Cant track down access violation 0xC00000FD

Question

Im using VS2008 and My MFC application has started to crash when setting breakpoints or running to cursor. I get lots of errors like this:-

First-chance exception at 0x78a5727c (mfc90ud.dll) in MyApp.exe: 0xC0000005: Access violation reading location 0xfffffffc.
First-chance exception at 0x00000000 in MyApp.exe: 0xC0000005: Access violation reading location 0x00000000.
First-chance exception at 0x00000000 in MyApp.exe: 0xC0000005: Access violation reading location 0x00000000.
First-chance exception at 0x00000000 in MyApp.exe: 0xC0000005: Access violation reading location 0x00000000.
First-chance exception at 0x00000000 in MyApp.exe: 0xC0000005: Access violation reading location 0x00000000.
First-chance exception at 0x00000000 in MyApp.exe: 0xC0000005: Access violation reading location 0x00000000.
First-chance exception at 0x00000000 in MyApp.exe: 0xC0000005: Access violation reading location 0x00000000.
First-chance exception at 0x00000000 in MyApp.exe: 0xC0000005: Access violation reading location 0x00000000.
First-chance exception at 0x00000000 in MyApp.exe: 0xC0000005: Access violation reading location 0x00000000.
First-chance exception at 0x00000000 in MyApp.exe: 0xC0000005: Access violation reading location 0x00000000.
First-chance exception at 0x00000000 in MyApp.exe: 0xC0000005: Access violation reading location 0x00000000.

The call stack is not much left either it only lists code in NT.dll

>   00000000()  
    ntdll.dll!7c9032a8()    
    [Frames below may be incorrect and/or missing, no symbols loaded for ntdll.dll] 
    ntdll.dll!7c90327a()    
    ntdll.dll!7c92aa0f()    
    ntdll.dll!7c90e48a()    
    ntdll.dll!7c9032a8()    

I am not able to find the problem using break points or stepping through my code.

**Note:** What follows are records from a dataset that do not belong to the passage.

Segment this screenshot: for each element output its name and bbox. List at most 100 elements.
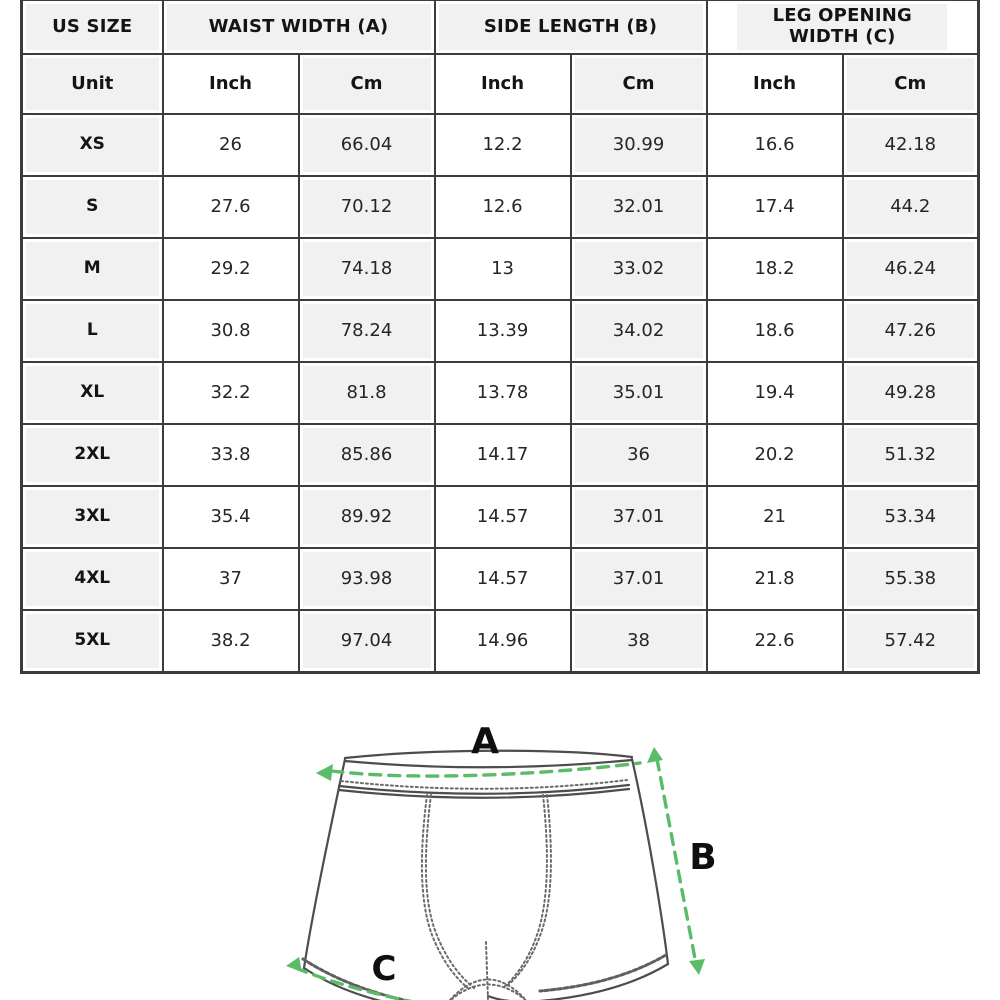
- hem-stitching: [301, 953, 668, 1000]
- size-cell: 5XL: [20, 609, 164, 674]
- value-cell: 93.98: [297, 547, 436, 611]
- value-cell: 74.18: [297, 237, 436, 301]
- value-cell: 13.78: [433, 361, 572, 425]
- value-cell: 21: [705, 485, 844, 549]
- boxer-outline: [302, 749, 670, 1000]
- group-header-leg: LEG OPENING WIDTH (C): [705, 0, 980, 55]
- measure-line-b: [655, 757, 698, 966]
- size-cell: M: [20, 237, 164, 301]
- value-cell: 17.4: [705, 175, 844, 239]
- value-cell: 42.18: [841, 113, 980, 177]
- table-row: L 30.8 78.24 13.39 34.02 18.6 47.26: [20, 299, 980, 363]
- value-cell: 55.38: [841, 547, 980, 611]
- table-row: 3XL 35.4 89.92 14.57 37.01 21 53.34: [20, 485, 980, 549]
- value-cell: 46.24: [841, 237, 980, 301]
- stitch-lines: [340, 779, 628, 1000]
- value-cell: 18.2: [705, 237, 844, 301]
- group-header-side-label: SIDE LENGTH (B): [438, 4, 703, 50]
- value-cell: 38.2: [161, 609, 300, 674]
- value-cell: 32.01: [569, 175, 708, 239]
- value-cell: 30.99: [569, 113, 708, 177]
- value-cell: 44.2: [841, 175, 980, 239]
- size-cell: XS: [20, 113, 164, 177]
- value-cell: 89.92: [297, 485, 436, 549]
- table-row: XS 26 66.04 12.2 30.99 16.6 42.18: [20, 113, 980, 177]
- value-cell: 29.2: [161, 237, 300, 301]
- value-cell: 37: [161, 547, 300, 611]
- measurement-lines: [294, 757, 698, 1000]
- value-cell: 34.02: [569, 299, 708, 363]
- size-cell: S: [20, 175, 164, 239]
- unit-cell: Inch: [705, 53, 844, 115]
- value-cell: 32.2: [161, 361, 300, 425]
- value-cell: 47.26: [841, 299, 980, 363]
- size-cell: XL: [20, 361, 164, 425]
- unit-cell: Inch: [433, 53, 572, 115]
- value-cell: 27.6: [161, 175, 300, 239]
- table-row: M 29.2 74.18 13 33.02 18.2 46.24: [20, 237, 980, 301]
- measure-line-c: [294, 966, 413, 1000]
- table-row: 2XL 33.8 85.86 14.17 36 20.2 51.32: [20, 423, 980, 487]
- value-cell: 20.2: [705, 423, 844, 487]
- table-row: 5XL 38.2 97.04 14.96 38 22.6 57.42: [20, 609, 980, 674]
- size-cell: 4XL: [20, 547, 164, 611]
- group-header-waist-label: WAIST WIDTH (A): [166, 4, 431, 50]
- unit-cell: Inch: [161, 53, 300, 115]
- value-cell: 14.96: [433, 609, 572, 674]
- value-cell: 97.04: [297, 609, 436, 674]
- value-cell: 78.24: [297, 299, 436, 363]
- value-cell: 12.6: [433, 175, 572, 239]
- value-cell: 14.17: [433, 423, 572, 487]
- value-cell: 33.02: [569, 237, 708, 301]
- table-row: XL 32.2 81.8 13.78 35.01 19.4 49.28: [20, 361, 980, 425]
- size-cell: L: [20, 299, 164, 363]
- size-cell: 2XL: [20, 423, 164, 487]
- label-a: A: [471, 721, 499, 762]
- label-c: C: [372, 949, 397, 989]
- value-cell: 37.01: [569, 485, 708, 549]
- value-cell: 57.42: [841, 609, 980, 674]
- value-cell: 53.34: [841, 485, 980, 549]
- value-cell: 51.32: [841, 423, 980, 487]
- group-header-waist: WAIST WIDTH (A): [161, 0, 436, 55]
- table-body: XS 26 66.04 12.2 30.99 16.6 42.18 S 27.6 70.12 12.…: [20, 113, 980, 674]
- value-cell: 16.6: [705, 113, 844, 177]
- value-cell: 81.8: [297, 361, 436, 425]
- table-row: 4XL 37 93.98 14.57 37.01 21.8 55.38: [20, 547, 980, 611]
- value-cell: 35.4: [161, 485, 300, 549]
- unit-cell: Cm: [569, 53, 708, 115]
- value-cell: 19.4: [705, 361, 844, 425]
- value-cell: 13: [433, 237, 572, 301]
- value-cell: 33.8: [161, 423, 300, 487]
- corner-header-cell: US SIZE: [20, 0, 164, 55]
- measurement-arrowheads: [286, 747, 705, 975]
- value-cell: 18.6: [705, 299, 844, 363]
- value-cell: 26: [161, 113, 300, 177]
- group-header-side: SIDE LENGTH (B): [433, 0, 708, 55]
- size-cell: 3XL: [20, 485, 164, 549]
- value-cell: 49.28: [841, 361, 980, 425]
- value-cell: 36: [569, 423, 708, 487]
- value-cell: 30.8: [161, 299, 300, 363]
- unit-cell: Cm: [841, 53, 980, 115]
- unit-row: Unit Inch Cm Inch Cm Inch Cm: [20, 53, 980, 115]
- value-cell: 12.2: [433, 113, 572, 177]
- label-b: B: [689, 837, 716, 878]
- unit-cell: Unit: [20, 53, 164, 115]
- value-cell: 85.86: [297, 423, 436, 487]
- value-cell: 66.04: [297, 113, 436, 177]
- value-cell: 35.01: [569, 361, 708, 425]
- corner-header-label: US SIZE: [26, 4, 159, 50]
- value-cell: 38: [569, 609, 708, 674]
- value-cell: 14.57: [433, 485, 572, 549]
- size-chart-table: US SIZE WAIST WIDTH (A) SIDE LENGTH (B) …: [20, 0, 981, 674]
- value-cell: 70.12: [297, 175, 436, 239]
- value-cell: 13.39: [433, 299, 572, 363]
- table-row: S 27.6 70.12 12.6 32.01 17.4 44.2: [20, 175, 980, 239]
- measure-line-a: [330, 761, 642, 778]
- unit-cell: Cm: [297, 53, 436, 115]
- group-header-leg-label: LEG OPENING WIDTH (C): [737, 4, 948, 50]
- value-cell: 37.01: [569, 547, 708, 611]
- value-cell: 14.57: [433, 547, 572, 611]
- value-cell: 21.8: [705, 547, 844, 611]
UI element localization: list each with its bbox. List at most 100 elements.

The application "seems" to run normally if run using F5 in VS.

Whats the best method to track this problem down?

Answer 1

Where is the stack overflow from your question title? Access violations generally indicate an invalid pointer dereference.

Use your revision history to find the first version where things started going boom, then critically analyze all pointer stuff going on in and around the code modified in that revision.

Answer 2

I will use my psychic debugging skills and tell you that you are overwriting a buffer that lives on the stack - specifically, you're writing too many zeros into a buffer that isn't big enough to hold it.

You've got the classic symptoms of a smashed stack - the first AV you hit is trying to access zero minus a few bytes - clearly an offset from your stack pointer into either your parameters or your local variables. (I can never remember which ones are above the stack pointer and which ones are below.) Then you have a bunch of lines that indicate the instruction pointer has been set to zero, which often happens because the function return addresses in the stack frames have been overwritten with zero values - because you overwrote the stack-based buffer and corrupted all the other important stuff on the stack. As your program tries to return from the current function, it looks in the stack to see where it thinks it came from, sees the zero, and jumps right there. Whoops!

Since your stack is trashed, you may not find the stack trace too useful; your stack frames are likely to be corrupted by this point.